Authors:
Shane Reid
1
;
Sonya Coleman
1
;
Dermot Kerr
1
;
Philip Vance
1
and
Siobhan O’Neill
2
Affiliations:
1
School of Computing, Engineering and Intelligent Systems, Ulster University Magee Campus, Derry/Londonderry, Northern Ireland
;
2
School of Psychology, Ulster University Coleraine Campus, Coleraine, Northern Ireland
Keyword(s):
Social Signal Processing, Activity Recognition, MLP, Key Points, Feature Extraction.
Abstract:
Human activity recognition has been an open problem in computer vision for almost two decades. In that time there have been many approaches proposed to solve this problem, but very few have managed to solve it in a way that is sufficiently computationally efficient for real time applications.

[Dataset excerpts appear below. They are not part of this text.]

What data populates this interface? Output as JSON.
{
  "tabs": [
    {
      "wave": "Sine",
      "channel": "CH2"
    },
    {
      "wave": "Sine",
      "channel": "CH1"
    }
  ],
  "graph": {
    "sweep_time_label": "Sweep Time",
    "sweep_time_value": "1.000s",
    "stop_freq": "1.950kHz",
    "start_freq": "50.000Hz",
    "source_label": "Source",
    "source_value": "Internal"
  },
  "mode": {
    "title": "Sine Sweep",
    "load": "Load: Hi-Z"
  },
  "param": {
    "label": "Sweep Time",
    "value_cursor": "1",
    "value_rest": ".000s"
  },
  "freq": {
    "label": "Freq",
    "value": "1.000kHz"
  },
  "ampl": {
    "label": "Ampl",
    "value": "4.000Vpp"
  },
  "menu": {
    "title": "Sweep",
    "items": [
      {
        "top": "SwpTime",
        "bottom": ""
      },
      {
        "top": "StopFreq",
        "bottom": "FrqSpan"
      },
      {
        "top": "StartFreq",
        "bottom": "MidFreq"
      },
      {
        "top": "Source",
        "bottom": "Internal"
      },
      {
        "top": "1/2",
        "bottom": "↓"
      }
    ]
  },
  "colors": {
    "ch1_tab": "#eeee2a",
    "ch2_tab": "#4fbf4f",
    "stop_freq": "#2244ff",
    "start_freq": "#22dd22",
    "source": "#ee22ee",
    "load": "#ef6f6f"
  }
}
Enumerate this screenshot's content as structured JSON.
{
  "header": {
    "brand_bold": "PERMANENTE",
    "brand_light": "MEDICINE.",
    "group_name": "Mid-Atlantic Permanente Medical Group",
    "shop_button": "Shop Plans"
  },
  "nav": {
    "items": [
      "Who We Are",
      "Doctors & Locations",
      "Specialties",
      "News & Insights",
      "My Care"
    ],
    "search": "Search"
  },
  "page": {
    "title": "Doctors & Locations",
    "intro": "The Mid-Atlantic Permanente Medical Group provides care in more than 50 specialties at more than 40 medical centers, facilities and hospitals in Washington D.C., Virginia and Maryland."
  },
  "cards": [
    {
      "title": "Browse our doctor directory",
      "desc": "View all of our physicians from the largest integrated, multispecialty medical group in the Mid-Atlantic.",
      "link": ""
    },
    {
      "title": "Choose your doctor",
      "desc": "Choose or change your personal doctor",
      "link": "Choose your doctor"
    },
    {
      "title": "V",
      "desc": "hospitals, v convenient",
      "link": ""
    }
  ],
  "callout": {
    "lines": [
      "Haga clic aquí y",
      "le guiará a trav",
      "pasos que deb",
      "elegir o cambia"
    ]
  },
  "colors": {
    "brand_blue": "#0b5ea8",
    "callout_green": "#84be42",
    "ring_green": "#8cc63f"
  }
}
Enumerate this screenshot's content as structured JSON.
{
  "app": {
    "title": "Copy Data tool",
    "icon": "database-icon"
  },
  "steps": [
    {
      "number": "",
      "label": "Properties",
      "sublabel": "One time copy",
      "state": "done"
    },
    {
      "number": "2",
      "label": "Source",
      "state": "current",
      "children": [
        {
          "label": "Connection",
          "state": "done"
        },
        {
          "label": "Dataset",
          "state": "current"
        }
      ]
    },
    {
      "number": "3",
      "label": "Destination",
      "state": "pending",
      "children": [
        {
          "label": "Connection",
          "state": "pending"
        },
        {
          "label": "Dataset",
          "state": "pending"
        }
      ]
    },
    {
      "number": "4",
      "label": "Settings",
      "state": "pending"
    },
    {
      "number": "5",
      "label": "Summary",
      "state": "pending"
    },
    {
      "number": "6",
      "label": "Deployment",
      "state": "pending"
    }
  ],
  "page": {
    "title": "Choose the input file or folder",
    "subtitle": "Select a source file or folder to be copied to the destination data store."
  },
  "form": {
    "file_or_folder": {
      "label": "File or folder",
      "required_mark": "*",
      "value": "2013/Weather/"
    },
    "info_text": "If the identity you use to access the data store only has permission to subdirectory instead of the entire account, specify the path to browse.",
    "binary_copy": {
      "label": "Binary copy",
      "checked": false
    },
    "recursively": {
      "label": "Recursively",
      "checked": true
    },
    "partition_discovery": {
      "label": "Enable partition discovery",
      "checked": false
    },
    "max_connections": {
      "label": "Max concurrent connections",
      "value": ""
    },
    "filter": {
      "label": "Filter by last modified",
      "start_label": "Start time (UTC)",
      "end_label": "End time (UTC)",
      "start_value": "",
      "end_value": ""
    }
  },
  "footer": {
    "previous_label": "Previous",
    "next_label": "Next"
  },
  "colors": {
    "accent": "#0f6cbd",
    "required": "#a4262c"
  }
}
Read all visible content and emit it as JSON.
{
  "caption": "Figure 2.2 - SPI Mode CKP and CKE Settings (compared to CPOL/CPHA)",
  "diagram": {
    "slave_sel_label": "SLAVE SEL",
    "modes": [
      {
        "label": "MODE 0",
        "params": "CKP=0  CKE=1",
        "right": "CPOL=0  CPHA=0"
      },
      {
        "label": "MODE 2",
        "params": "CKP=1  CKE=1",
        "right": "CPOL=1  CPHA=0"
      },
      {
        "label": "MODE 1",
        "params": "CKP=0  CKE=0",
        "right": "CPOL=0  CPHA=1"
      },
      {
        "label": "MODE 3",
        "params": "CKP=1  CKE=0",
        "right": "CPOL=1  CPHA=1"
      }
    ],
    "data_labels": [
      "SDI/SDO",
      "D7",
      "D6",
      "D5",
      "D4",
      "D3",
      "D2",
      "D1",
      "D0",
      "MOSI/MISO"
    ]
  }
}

Recently this has changed, with keypoint based methods demonstrating a high degree of accuracy with low computational cost. These approaches take a given image and return a set of joint locations for each individual within an image. In order to achieve real time performance, a sparse representation of these features over a given time frame is required for classification. Previous methods have achieved this by using a reduced number of keypoints, but this approach gives a less robust representation of the individual’s body pose and may limit the types of activity that can be detected. We present a novel method for reducing the size of the feature set, by calculating the Euclidian distance and the
direction of keypoint changes across a number of frames. This allows for a meaningful representation of the individuals movements over time. We show that this method achieves accuracy on par with current state of the art methods, while demonstrating real time performance.